Гаевский уже выходил из храма, когда Агафон окликнул его и сказал:
– Подойдите ко мне… У меня есть вопрос к вам… Скажите мне, как на духу… Если вы занимались блу-додействием, то любили ли вы свою законную жену? Вы тело ее или душу любили?
Гаевский молчал.
Он не знал, как ответить на эти вопросы. Поклонился священнику и вышел из храма. «Странное это слово – «блудодействие», – думал он, делая круги по церковному двору, под древними стенами, иногда поглядывая вверх, где над золоченым куполом возвышался крест, – «блудодействие… блудодействие»… В русском языке это слово звучит по-другому»…
* * *
Сумбурные мысли про жену, которую он провожал каждое воскресенье в храм, роились в его голове. Эти ее походы в церковь уже много лет втайне радовали Гаевского, – набожность Людмилы была для него своего рода страховкой от того самого «блудодействия»… Все эти годы он жил с ней, не допуская даже тени мысли, что она может пойти гораздо дальше флирта. А теперь оказывается, что он заблуждался, и теперь жестоко наказан за эту свою глупую уверенность. «Значит, ее женский инстинкт оказался выше веры, – думал он, делая очередной круг под стенами храма, – и Библия на ее прикроватной тумбочке – фарс?.. Эх, знать бы мне, что говорит Людмила Агафону, когда после причащения становится перед ним на колени в углу и что-то там исповедальное бубнит скороговоркой…»

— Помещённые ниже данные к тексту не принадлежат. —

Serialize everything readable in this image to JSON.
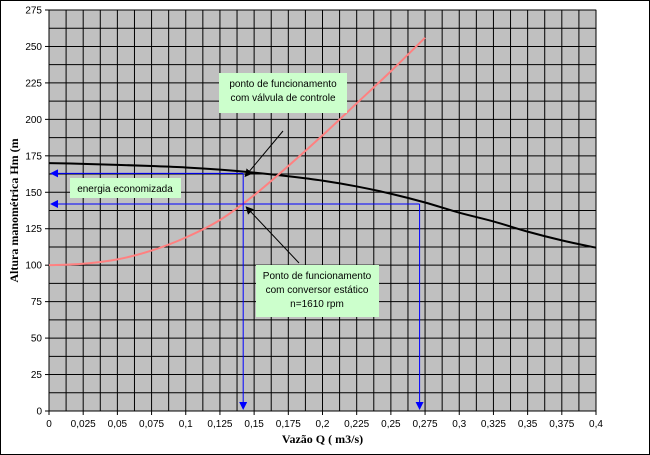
{
  "chart_data": {
    "type": "line",
    "title": "",
    "xlabel": "Vazão Q ( m3/s)",
    "ylabel": "Altura manométrica  Hm (m",
    "xlim": [
      0,
      0.4
    ],
    "ylim": [
      0,
      275
    ],
    "x_ticks": [
      "0",
      "0,025",
      "0,05",
      "0,075",
      "0,1",
      "0,125",
      "0,15",
      "0,175",
      "0,2",
      "0,225",
      "0,25",
      "0,275",
      "0,3",
      "0,325",
      "0,35",
      "0,375",
      "0,4"
    ],
    "y_ticks": [
      "0",
      "25",
      "50",
      "75",
      "100",
      "125",
      "150",
      "175",
      "200",
      "225",
      "250",
      "275"
    ],
    "grid": true,
    "plot_background": "#c0c0c0",
    "series": [
      {
        "color": "#000000",
        "x": [
          0,
          0.025,
          0.05,
          0.075,
          0.1,
          0.125,
          0.15,
          0.175,
          0.2,
          0.225,
          0.25,
          0.275,
          0.3,
          0.325,
          0.35,
          0.375,
          0.4
        ],
        "y": [
          170,
          169.5,
          168.8,
          168,
          167,
          165.5,
          163.5,
          161,
          158,
          154,
          149,
          143,
          136,
          130,
          123,
          117,
          112
        ]
      },
      {
        "color": "#ff8080",
        "x": [
          0,
          0.025,
          0.05,
          0.075,
          0.1,
          0.125,
          0.15,
          0.175,
          0.2,
          0.225,
          0.25,
          0.275
        ],
        "y": [
          100,
          101,
          104,
          110,
          119,
          131,
          148,
          168,
          189,
          211,
          233,
          256
        ]
      }
    ],
    "annotations": [
      {
        "id": "valve",
        "lines": [
          "ponto de funcionamento",
          "com válvula de controle"
        ],
        "point": [
          0.142,
          163
        ]
      },
      {
        "id": "converter",
        "lines": [
          "Ponto de funcionamento",
          "com conversor estático",
          "n=1610 rpm"
        ],
        "point": [
          0.142,
          142
        ]
      },
      {
        "id": "energy",
        "lines": [
          "energia economizada"
        ]
      }
    ],
    "reference_lines": {
      "valve_head": 163,
      "converter_head": 142,
      "operating_flow": 0.142,
      "pump_curve_flow": 0.271,
      "color": "#0000ff"
    },
    "label_background": "#ccffcc"
  }
}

Но ведь у Агафона про это не спросишь. А если даже набраться наглости и спросить, – все равно ведь не скажет. Тайна исповеди.
* * *
Уже было темно, когда Гаевский возвратился домой.
Он снова стоял на балконе, курил и вспоминал все, что слышал от священника. Вспоминал: «Если вы занимались блудодействием, то любили ли вы свою законную жену? Вы тело ее или душу любили?».

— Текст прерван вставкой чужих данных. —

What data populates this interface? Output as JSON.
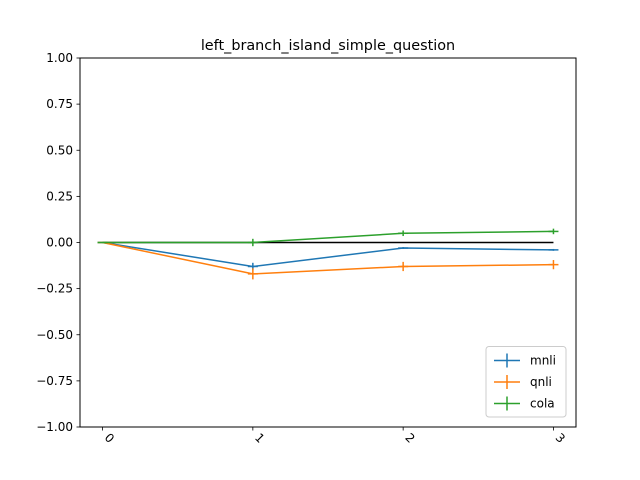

Он вспоминал эти вопросы Агафона и злился на себя из-за того, что не смог ни тогда, в храме, ни даже сейчас дать ответы.
«Конечно, любил… Конечно, любил, – нервно думал он, – если бы не любил, то и не женился бы на ней»…

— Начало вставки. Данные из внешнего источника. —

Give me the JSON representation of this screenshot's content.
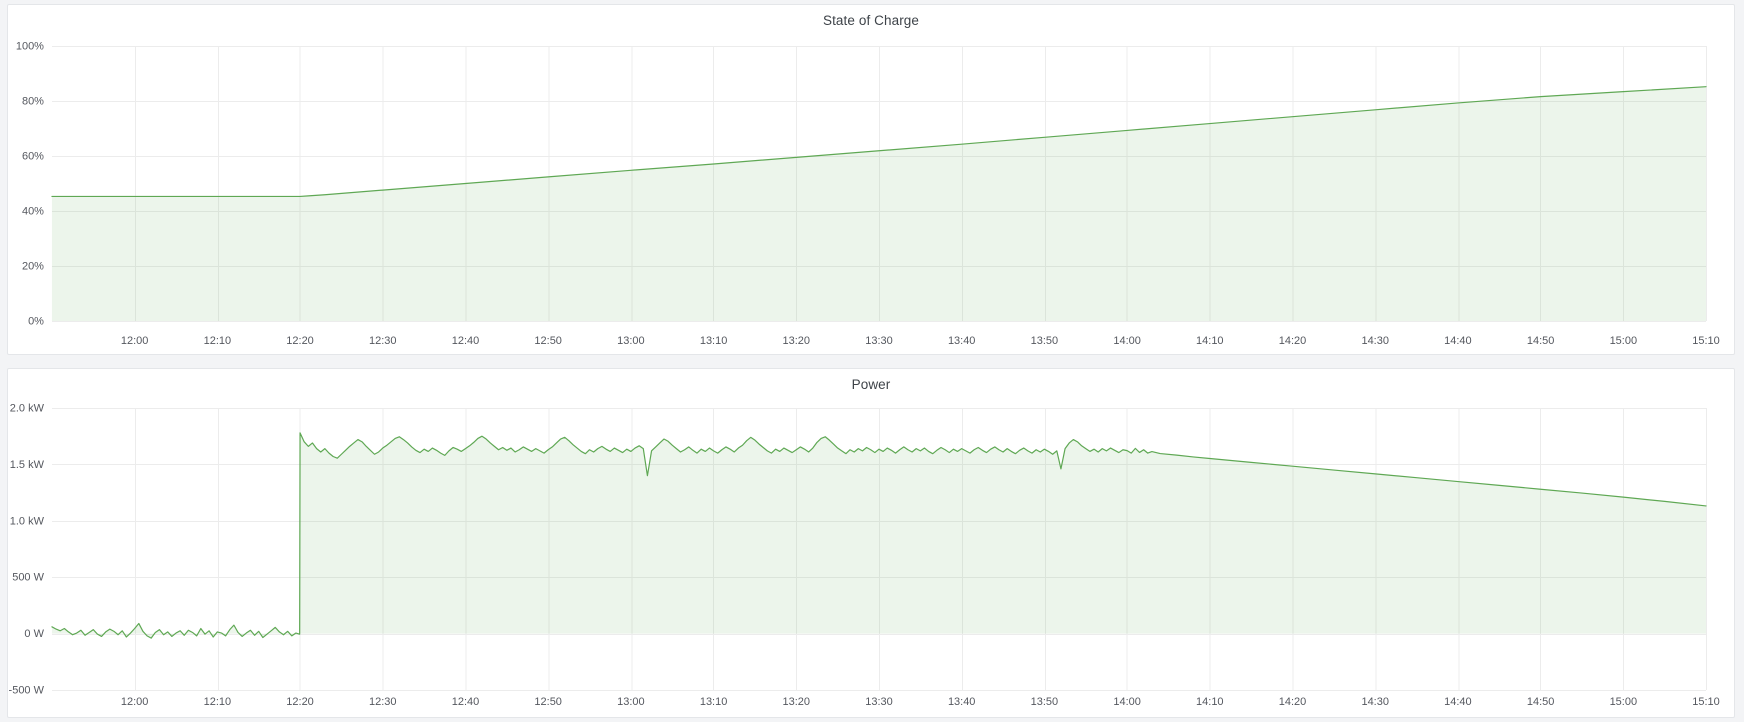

Тут он почувствовал какую-то нестыковку в мыслях своих… Возможно, от того, что слово «любил» принадлежало прошедшему времени. Оно было похоже на холодную, сырую, не догоревшую головешку, лежавшую среди седого пепла давно остывшего костра. «Но сейчас, сейчас, сейчас, – лихорадочно и мрачно думал он, – люблю ли я ее? После всего, что случилось? А любил ли я ее до того, как это случилось? Любил ли душу? Или любил лишь тело ее?..»
Он задавал, задавал, задавал себе вопросы и не находил на них такие ответы, которые бы устраивали или хоть как-то оправдывали его.
Ему почему-то вспомнился прошлогодний санаторный пляж на Черном море, свирепая жара, белый песок, мерный шум накатывающихся на берег волн.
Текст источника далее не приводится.